This Article focuses on the U.S. Federal Reserve’s controversial practice of
loaning U.S. dollars to foreign central banks, which the foreign central banks then
turn around and loan to institutions in their jurisdictions. The Federal Reserve
does not know the identity of these recipient institutions. Nevertheless, these
loans—termed “swap lines”—provide foreign financial institutions the type of
financial stability that the U.S. Federal Reserve was created to provide for U.S.
banks during times of crises. During the financial crisis, the U.S. Federal Reserve
arranged swap lines with 14 foreign central banks for a total amount of $583
billion, making it the de facto international lender of last resort. In December
2012, the U.S. Federal Reserve once again extended the duration of its swap line
In this Article, I argue that because of U.S. dollar dependencies and stability risks
in global financial markets, and because of the global financial markets’
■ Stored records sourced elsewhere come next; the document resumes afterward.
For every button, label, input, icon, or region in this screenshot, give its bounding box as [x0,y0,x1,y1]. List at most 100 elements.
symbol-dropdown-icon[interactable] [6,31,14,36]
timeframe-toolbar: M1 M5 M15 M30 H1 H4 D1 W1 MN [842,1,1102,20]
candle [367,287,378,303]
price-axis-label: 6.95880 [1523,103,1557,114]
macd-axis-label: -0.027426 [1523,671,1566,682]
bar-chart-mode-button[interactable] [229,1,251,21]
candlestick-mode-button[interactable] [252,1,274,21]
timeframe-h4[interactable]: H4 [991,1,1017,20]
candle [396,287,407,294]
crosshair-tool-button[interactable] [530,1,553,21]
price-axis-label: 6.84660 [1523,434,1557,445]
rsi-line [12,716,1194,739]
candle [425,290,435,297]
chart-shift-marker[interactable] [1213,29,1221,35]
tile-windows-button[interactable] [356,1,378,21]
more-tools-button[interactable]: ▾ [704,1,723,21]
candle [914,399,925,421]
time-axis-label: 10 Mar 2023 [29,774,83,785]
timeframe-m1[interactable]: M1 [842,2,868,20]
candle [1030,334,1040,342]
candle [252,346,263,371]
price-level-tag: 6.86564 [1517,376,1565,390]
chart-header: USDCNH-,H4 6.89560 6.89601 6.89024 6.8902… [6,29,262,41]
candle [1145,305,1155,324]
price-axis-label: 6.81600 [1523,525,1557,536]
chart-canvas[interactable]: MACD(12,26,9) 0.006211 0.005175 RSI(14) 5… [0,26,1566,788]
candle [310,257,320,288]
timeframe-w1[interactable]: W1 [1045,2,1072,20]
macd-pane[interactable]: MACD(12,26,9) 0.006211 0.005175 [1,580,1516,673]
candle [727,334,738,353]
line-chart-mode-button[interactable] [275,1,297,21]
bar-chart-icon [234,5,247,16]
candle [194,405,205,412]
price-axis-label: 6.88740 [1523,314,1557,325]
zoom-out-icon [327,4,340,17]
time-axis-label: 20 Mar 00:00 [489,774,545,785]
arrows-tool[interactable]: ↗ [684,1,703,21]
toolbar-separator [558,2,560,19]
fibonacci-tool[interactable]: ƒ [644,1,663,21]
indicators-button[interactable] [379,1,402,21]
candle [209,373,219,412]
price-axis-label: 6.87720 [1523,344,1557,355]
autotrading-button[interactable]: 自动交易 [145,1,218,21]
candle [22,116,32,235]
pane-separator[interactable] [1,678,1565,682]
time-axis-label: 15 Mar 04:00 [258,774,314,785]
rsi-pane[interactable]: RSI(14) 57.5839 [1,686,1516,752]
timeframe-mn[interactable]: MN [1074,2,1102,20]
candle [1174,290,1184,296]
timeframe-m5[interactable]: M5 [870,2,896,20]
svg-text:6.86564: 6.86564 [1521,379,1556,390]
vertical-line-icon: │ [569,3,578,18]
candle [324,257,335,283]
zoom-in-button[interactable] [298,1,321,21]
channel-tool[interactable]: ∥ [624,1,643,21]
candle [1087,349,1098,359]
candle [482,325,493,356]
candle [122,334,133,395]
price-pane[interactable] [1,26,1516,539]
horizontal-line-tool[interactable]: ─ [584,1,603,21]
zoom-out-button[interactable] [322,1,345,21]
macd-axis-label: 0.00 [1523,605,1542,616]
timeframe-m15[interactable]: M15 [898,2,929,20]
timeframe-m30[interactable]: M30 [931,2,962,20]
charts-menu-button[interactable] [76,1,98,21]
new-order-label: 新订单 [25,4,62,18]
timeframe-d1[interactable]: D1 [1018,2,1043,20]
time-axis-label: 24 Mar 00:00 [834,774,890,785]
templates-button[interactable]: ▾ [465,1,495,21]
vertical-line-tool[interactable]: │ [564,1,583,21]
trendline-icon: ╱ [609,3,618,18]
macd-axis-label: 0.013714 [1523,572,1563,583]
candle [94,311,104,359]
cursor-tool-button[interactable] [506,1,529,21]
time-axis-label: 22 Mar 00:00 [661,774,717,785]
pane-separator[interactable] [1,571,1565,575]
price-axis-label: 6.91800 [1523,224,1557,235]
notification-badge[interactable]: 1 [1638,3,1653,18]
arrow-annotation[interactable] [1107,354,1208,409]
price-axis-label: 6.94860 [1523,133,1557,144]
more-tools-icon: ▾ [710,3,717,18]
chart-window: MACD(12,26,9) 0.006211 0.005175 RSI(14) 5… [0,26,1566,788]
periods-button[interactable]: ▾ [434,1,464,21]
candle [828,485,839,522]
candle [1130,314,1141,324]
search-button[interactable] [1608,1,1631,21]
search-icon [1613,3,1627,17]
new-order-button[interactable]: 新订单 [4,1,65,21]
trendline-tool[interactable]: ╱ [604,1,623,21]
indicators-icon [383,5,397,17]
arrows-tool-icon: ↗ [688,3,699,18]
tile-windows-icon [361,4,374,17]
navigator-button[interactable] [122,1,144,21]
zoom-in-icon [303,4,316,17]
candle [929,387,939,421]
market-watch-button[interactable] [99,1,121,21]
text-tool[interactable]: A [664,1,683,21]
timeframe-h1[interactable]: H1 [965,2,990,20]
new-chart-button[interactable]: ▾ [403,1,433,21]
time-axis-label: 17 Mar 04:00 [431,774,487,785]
dependency on the U.S. dollar, an international dollar lender of last resort is
needed. The U.S. Federal Reserve is currently the institution best positioned to fill
this role. Yet, I also argue that because of the potential problems, risks, and costs
of this role, the U.S. Federal Reserve’s swap line function must be rethought. The
U.S. Federal Reserve’s swap line authority relies upon an interpretation of
statutory provisions in the Federal Reserve Act dating back to its origins in 1913.
The institutional structure of today’s global, interconnected financial markets
bears little resemblance to that existing in 1913. This has left the swap line
function open to undue problems and risks and allows for the possibility of
problematic future overseas expansions.
Accordingly, my Article proposes a new, distinct framework for the U.S. Federal
Reserve’s swap lines. The first prong of this framework provides for a new market
stability role for the U.S. Federal Reserve and provides for significant flexibility in
its emergency lending operations. The second prong of this framework provides
boundaries for this new flexibility, including limiting future extensions of the swap
lines and bolstering democratic accountability in their use.
Rethinking the U.S Federal Reserve’s swap line function is an urgent task. Central
bank swap lines are set to become key structural and competitive features of
global financial markets. The recent establishment of a bilateral swap line between
the People’s Bank of China and the Bank of England and discussion of a swap line
between the People’s Bank of China and the Bank of France to promote London
and Paris as offshore renminbi trading centers attest to this fact. In sum, this
Article argues that the use of swap lines can be a significant aid in enabling the
Federal Reserve to act as the international dollar lender of last resort—and,
thereby, foster domestic and international financial market stability—but that this
public objective cannot be reached unless the swap lines themselves are grounded
in a thoughtful, practical, and forward-looking legal framework.